The first body I remember having is a gymnast’s body. I made team at 6 years old and competed up through high school with practice 6 days, 25 hours/week. A body often covered with bruises, rips, and calluses, being a gymnast is the closest I will ever come to flying, and I had fierce sense of my physicality.
When I switched to dancing in college, those learned patterns of overworking, gripping, muscling, and hyper-flexing not only interfered with my technical training, but resulted in my being injured all-the-time.
In graduate school, luck shined on me in four ways.
- There was an Alexander Technique Training course less than a mile away from the university where I could achieve my teacher training while also pursuing my MFA.
- The master teachers of this school, Joan and Alex Murray, were the ones to pioneer and integrate the work of the anthropologist Raymond Dart and the developmental movement principles he laid out into the Alexander work.
- Joan, a former professional dancer (who performed in London’s Covenant Gardens!!) was pivotal in translating and making connections between the aesthetic form of classical technique and AT.

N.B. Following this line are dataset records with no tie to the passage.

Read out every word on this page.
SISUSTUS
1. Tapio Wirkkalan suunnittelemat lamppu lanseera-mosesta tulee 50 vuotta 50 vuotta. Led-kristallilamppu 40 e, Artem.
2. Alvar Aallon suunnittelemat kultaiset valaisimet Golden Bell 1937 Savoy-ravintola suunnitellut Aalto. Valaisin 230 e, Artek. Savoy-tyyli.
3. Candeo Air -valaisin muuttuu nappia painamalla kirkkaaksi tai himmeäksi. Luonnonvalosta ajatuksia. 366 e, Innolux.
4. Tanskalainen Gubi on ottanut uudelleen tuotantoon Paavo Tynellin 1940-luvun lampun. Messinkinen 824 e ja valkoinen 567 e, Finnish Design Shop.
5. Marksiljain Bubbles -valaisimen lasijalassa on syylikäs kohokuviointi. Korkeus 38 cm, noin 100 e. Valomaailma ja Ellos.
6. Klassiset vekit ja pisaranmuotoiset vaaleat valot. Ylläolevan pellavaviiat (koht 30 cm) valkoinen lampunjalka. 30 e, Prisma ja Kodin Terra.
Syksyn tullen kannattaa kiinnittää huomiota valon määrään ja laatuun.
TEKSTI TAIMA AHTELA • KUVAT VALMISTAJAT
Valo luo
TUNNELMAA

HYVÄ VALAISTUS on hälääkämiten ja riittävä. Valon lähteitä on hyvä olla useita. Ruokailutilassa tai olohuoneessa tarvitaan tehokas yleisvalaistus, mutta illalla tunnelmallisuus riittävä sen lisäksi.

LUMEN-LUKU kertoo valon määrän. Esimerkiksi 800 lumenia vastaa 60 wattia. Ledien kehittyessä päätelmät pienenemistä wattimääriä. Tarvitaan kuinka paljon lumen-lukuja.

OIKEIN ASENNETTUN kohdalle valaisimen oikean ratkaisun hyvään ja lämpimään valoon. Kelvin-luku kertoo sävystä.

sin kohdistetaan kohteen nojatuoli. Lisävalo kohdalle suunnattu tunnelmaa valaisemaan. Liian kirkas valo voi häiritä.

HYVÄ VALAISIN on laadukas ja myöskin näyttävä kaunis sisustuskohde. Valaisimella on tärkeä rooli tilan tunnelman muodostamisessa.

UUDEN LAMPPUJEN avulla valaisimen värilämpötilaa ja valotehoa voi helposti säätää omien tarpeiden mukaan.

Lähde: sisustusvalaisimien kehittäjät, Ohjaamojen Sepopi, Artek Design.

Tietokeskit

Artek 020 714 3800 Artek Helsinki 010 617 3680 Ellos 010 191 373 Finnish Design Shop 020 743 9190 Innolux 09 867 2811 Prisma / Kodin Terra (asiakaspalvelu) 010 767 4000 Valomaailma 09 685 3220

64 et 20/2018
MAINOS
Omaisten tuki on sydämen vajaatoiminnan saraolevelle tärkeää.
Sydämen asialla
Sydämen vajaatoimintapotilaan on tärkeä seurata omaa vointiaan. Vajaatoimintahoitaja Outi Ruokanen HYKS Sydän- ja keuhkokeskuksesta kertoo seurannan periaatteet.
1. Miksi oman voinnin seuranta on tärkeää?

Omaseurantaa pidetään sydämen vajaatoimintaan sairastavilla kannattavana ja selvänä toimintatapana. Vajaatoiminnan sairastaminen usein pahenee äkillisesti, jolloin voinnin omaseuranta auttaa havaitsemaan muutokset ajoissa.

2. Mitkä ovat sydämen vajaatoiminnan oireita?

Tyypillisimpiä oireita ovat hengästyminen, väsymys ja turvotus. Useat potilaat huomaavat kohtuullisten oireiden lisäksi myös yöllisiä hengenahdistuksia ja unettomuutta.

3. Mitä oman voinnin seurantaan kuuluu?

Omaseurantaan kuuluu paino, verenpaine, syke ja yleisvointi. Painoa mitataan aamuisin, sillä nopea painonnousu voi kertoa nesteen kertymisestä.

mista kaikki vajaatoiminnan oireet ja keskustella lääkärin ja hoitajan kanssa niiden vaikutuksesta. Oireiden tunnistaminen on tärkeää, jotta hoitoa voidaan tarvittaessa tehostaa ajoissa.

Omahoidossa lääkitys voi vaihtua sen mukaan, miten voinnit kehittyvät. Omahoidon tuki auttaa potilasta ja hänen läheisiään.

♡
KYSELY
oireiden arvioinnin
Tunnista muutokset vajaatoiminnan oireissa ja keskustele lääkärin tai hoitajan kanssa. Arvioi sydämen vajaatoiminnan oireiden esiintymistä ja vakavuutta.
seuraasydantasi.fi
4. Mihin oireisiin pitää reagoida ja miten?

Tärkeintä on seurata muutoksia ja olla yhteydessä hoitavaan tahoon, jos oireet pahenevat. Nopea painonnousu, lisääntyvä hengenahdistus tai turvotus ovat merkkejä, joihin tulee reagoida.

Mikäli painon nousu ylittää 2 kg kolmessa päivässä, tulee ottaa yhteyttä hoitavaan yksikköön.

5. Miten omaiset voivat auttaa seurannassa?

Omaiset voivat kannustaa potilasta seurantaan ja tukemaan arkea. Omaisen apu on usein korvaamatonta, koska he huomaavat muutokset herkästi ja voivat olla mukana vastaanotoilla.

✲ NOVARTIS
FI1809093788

- And finally, Joan and Alex’s insight into dance and the AT technique informed the philosophy and teaching methods of three of my dance faculty members, also certified under Joan and Alex, and thus my understanding, training, and teaching philosophy.
After my AT Certification my body story changed from being injured almost all the time, to very rarely.
As a dancer, I’ve also been exposed to many other somatic practices and philosophies, most notably Bartenieff Fundamentals, experiential anatomy, release technique, and postmodern dance practices.